Este crecimiento es significativo, ya que se trata del mayor avance del PIB desde el tercer trimestre de 2020, un periodo marcado por la pandemia y sus efectos devastadores en la economía global. La recuperación se torna aún más relevante al considerar que el cuarto trimestre de 2025 había sido uno de contracción, donde la actividad manufacturera mostró un desempeño débil. De esta manera, el primer trimestre de 2026 se presenta como un nuevo comienzo para la cuarta economía más grande de Asia, con un panorama más optimista gracias a la reactivación de sectores clave.

El informe del BoK destaca que las exportaciones se revisaron al alza, pasando de un crecimiento proyectado del 5,2 % a un 5,9 % respecto al trimestre anterior. Este aumento es atribuido principalmente a la alta demanda global de semiconductores, un rubro en el que Corea del Sur es un líder mundial. En contraste, las importaciones también experimentaron un incremento del 3,9 %, impulsado por la adquisición de maquinaria y automóviles, lo que sugiere un fortalecimiento de la actividad industrial y comercial del país.

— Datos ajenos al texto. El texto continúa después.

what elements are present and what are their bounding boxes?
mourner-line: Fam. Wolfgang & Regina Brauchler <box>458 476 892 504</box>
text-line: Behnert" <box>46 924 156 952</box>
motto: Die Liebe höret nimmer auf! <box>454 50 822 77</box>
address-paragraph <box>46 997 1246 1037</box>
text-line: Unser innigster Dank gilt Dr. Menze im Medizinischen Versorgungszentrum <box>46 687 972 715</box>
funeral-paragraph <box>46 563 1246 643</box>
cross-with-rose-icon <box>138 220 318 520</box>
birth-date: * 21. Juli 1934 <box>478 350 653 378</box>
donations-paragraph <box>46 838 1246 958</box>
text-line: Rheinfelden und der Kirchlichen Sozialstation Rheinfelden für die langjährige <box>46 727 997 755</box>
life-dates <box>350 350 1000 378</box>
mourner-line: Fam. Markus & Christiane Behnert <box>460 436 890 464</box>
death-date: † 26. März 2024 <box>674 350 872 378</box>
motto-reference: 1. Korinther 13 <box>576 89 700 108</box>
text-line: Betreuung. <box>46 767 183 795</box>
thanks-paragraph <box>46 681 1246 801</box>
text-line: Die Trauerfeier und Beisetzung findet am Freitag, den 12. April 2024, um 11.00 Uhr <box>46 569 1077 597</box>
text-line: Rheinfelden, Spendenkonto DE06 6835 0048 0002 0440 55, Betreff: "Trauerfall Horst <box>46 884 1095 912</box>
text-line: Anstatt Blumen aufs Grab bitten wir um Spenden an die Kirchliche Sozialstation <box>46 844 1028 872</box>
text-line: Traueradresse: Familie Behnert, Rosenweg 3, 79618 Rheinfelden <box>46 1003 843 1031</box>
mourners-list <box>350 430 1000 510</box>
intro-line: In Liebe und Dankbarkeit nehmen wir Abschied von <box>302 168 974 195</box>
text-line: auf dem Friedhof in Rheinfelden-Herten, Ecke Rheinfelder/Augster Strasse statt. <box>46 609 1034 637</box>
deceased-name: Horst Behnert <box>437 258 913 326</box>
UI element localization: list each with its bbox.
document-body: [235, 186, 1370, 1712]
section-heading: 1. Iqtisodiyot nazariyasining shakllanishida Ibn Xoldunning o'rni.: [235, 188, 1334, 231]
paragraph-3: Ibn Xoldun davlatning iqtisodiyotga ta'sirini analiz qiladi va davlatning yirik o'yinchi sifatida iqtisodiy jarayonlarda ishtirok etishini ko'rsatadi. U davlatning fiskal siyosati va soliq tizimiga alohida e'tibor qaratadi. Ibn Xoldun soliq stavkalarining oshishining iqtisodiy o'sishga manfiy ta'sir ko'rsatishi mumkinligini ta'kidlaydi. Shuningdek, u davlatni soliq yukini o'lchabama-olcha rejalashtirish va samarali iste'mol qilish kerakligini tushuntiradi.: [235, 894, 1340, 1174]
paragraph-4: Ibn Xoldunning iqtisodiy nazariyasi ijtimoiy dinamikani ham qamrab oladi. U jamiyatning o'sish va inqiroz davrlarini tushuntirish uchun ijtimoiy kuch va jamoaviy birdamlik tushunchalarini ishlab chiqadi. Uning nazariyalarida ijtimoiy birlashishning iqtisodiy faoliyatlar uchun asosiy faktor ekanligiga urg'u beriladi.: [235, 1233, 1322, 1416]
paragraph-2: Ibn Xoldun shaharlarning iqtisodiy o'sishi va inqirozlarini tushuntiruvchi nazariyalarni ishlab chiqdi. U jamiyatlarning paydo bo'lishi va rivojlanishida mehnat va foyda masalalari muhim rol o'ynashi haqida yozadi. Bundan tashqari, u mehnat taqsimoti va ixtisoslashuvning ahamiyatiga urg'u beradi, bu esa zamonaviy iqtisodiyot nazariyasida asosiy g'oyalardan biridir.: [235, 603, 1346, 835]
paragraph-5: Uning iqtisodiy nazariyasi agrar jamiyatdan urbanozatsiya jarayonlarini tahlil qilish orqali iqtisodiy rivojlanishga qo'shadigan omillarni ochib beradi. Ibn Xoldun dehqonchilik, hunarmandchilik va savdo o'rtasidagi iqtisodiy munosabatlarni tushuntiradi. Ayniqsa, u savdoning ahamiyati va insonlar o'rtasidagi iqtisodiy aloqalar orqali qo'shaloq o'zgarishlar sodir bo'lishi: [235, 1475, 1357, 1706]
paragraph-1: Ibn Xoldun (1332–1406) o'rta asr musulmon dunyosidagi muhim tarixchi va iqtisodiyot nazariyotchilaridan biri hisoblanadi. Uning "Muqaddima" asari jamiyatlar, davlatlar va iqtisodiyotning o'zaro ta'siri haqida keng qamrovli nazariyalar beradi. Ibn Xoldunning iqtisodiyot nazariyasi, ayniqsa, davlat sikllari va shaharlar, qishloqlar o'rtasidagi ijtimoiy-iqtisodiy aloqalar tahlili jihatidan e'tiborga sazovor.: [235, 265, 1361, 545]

En el ámbito del consumo privado, se observó un ligero aumento del 0,6 %, impulsado por las ventas en sectores como la moda y los servicios financieros. Sin embargo, el gasto público mostró una tendencia a la baja, con una reducción del 0,4 %. Esta combinación de factores refleja una recuperación desigual, donde algunos sectores están creciendo, mientras que otros aún enfrentan desafíos para recuperar sus niveles previos a la pandemia.

La inversión en infraestructura también ha sido un motor importante de crecimiento, con un aumento del 6,6 % en inversiones en instalaciones, mientras que la inversión en construcción creció un 1,4 %. Estos datos sugieren que los proyectos de edificación están cobrando impulso, lo que podría tener un efecto positivo en el empleo y la actividad económica en general en los próximos meses.

Por último, el BoK anticipa un crecimiento interanual del 3,8 % para el primer trimestre de 2026 en comparación con el mismo periodo del año anterior, marcando la tasa más alta desde el último trimestre de 2021, cuando el PIB creció un 4,5 %. Estos números no solo reflejan una recuperación económica, sino que también apuntan a un cambio de tendencia que podría tener implicaciones significativas para la política económica y la planificación futura en Corea del Sur.